Our very own Roberta Muir, general manager of Sydney Seafood School and Rick Stein at Bannisters’ head chef Paul Goodenough will select 10 finalist entries which will be submitted to the seafood master himself, Rick Stein to choose the winning dish.

The winner will receive an amazing prize package including a two-night luxury stay and four-course dinner for two at Bannisters boutique hotel in Mollymook and a $100 Sydney Fish Market voucher!

Our Facebook friends can not only enter the competition via the Facebook app but also vote for their favourite dishes. The 'People's Choice' dish will take home a stack of signed Rick Stein books and a $100 Sydney Fish Market voucher.

Judging will be based on originality, visual appeal, produce and passion, not simply technical ability because as Rick says, “A recipe should be a tune in which you can sing your own tune”.

For more information and competition terms and conditions please see

Application for Recreational Use of a Commercial Vessel

With the Easter holiday period approaching we would like to remind fishers that if you wish to use your vessel in a recreational capacity, you will need to apply for a Recreational Use Exemption.
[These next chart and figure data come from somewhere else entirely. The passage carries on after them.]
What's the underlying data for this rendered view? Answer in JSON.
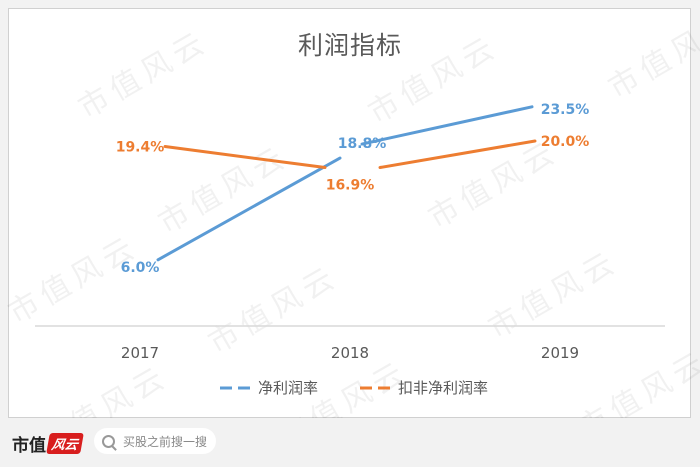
{
  "chart_data": {
    "type": "line",
    "title": "利润指标",
    "categories": [
      "2017",
      "2018",
      "2019"
    ],
    "series": [
      {
        "name": "净利润率",
        "values": [
          6.0,
          18.8,
          23.5
        ],
        "labels": [
          "6.0%",
          "18.8%",
          "23.5%"
        ],
        "color": "#5b9bd5"
      },
      {
        "name": "扣非净利润率",
        "values": [
          19.4,
          16.9,
          20.0
        ],
        "labels": [
          "19.4%",
          "16.9%",
          "20.0%"
        ],
        "color": "#ed7d31"
      }
    ],
    "ylim": [
      0,
      30
    ],
    "grid": false,
    "legend": "bottom"
  },
  "watermark": "市值风云",
  "footer": {
    "brand": "市值",
    "brand_seal": "风云",
    "search_placeholder": "买股之前搜一搜"
  }
}
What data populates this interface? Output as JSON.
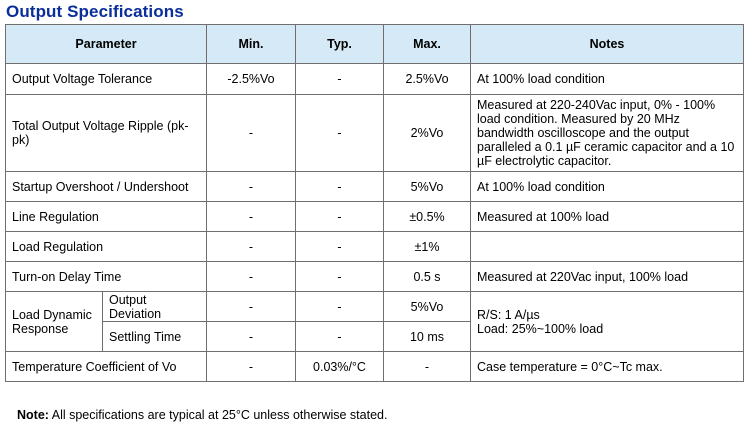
{
  "title": "Output Specifications",
  "headers": {
    "parameter": "Parameter",
    "min": "Min.",
    "typ": "Typ.",
    "max": "Max.",
    "notes": "Notes"
  },
  "rows": [
    {
      "parameter": "Output Voltage Tolerance",
      "min": "-2.5%Vo",
      "typ": "-",
      "max": "2.5%Vo",
      "notes": "At 100% load condition"
    },
    {
      "parameter": "Total Output Voltage Ripple (pk-pk)",
      "min": "-",
      "typ": "-",
      "max": "2%Vo",
      "notes": "Measured at 220-240Vac input, 0% - 100% load condition. Measured by 20 MHz bandwidth oscilloscope and the output paralleled a 0.1 µF ceramic capacitor and a 10 µF electrolytic capacitor."
    },
    {
      "parameter": "Startup Overshoot / Undershoot",
      "min": "-",
      "typ": "-",
      "max": "5%Vo",
      "notes": "At 100% load condition"
    },
    {
      "parameter": "Line Regulation",
      "min": "-",
      "typ": "-",
      "max": "±0.5%",
      "notes": "Measured at 100% load"
    },
    {
      "parameter": "Load Regulation",
      "min": "-",
      "typ": "-",
      "max": "±1%",
      "notes": ""
    },
    {
      "parameter": "Turn-on Delay Time",
      "min": "-",
      "typ": "-",
      "max": "0.5 s",
      "notes": "Measured at 220Vac input, 100% load"
    }
  ],
  "dynamic": {
    "group_label": "Load Dynamic Response",
    "deviation": {
      "label": "Output Deviation",
      "min": "-",
      "typ": "-",
      "max": "5%Vo"
    },
    "settling": {
      "label": "Settling Time",
      "min": "-",
      "typ": "-",
      "max": "10 ms"
    },
    "notes_line1": "R/S: 1 A/µs",
    "notes_line2": "Load: 25%~100% load"
  },
  "tempco": {
    "parameter": "Temperature Coefficient of Vo",
    "min": "-",
    "typ": "0.03%/°C",
    "max": "-",
    "notes": "Case temperature = 0°C~Tc max."
  },
  "footer": {
    "label": "Note:",
    "text": " All specifications are typical at 25°C unless otherwise stated."
  }
}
If you do not have a current permit, and would like to apply for one, you can access the necessary forms from the AMSA website.
The necessary form is labelled as: EX04 – Recreational Use Exemption Application / Permit.
For information on how to complete the form please contact NSW Roads & Maritime Service on (02) 9563 8400.
Once completed, post the form to: Commercial Vessels, Roads & Maritime Services, locked bag 5100, Camperdown NSW 4150.

Staff news

Farewell Fiona, welcome Kirrily
Sydney Fish Market farewells Sydney Seafood School operations manager, Fiona Thistlewait who finished up at SFM in January after five years with the company. Fiona has left to pursue a career in hospitality teaching at Loretto Kirribilli. SFM wishes Fiona all the best. Following Fiona’s departure, SFM would like to welcome Kirrily La Rosa (pictured) who joined SFM in January as the new Sydney Seafood School operations manager. Kirrily has an extensive background in the food industry where the majority of her experience is in food publishing. Kirrily worked for Australian Woman’s Weekly for four years, then moved to television where she worked as a producer for Ready Steady Cook. Kirrily then worked as a freelance recipe writer/photography chef for seven years for various big-name publications. 
Goodbye Liz
Sydney Fish Market farewells another Sydney Seafood School staff member, Liz Patchett who left us in February. Liz was also with SFM for five years in the role of executive assistant to Sydney Seafood School general manager Roberta Muir. Liz is very passionate about food so her new career venture as reservations manager for renowned fine dining restaurant Sepia is very well suited to her. SSS will be welcoming Liz’s replacement in the next few weeks. All the very best Liz!. 
Goodbye Natasha
Last month, we farewelled supply department office assistant Natasha Price who had been with SFM for two years. Natasha started her tenure at SFM as a Sydney Seafood School staff member but was re-appointed to the Supply Department in early 2013. Natasha’s bubbly personality will be sorely missed at SFM and we wish her all the very best in her new career as a workers compensation case manager at Allianz Insurance. Following Natasha’s resignation, Alex Stollznow was internally appointed to a similar role within the Supply Department as tour guide and administration support.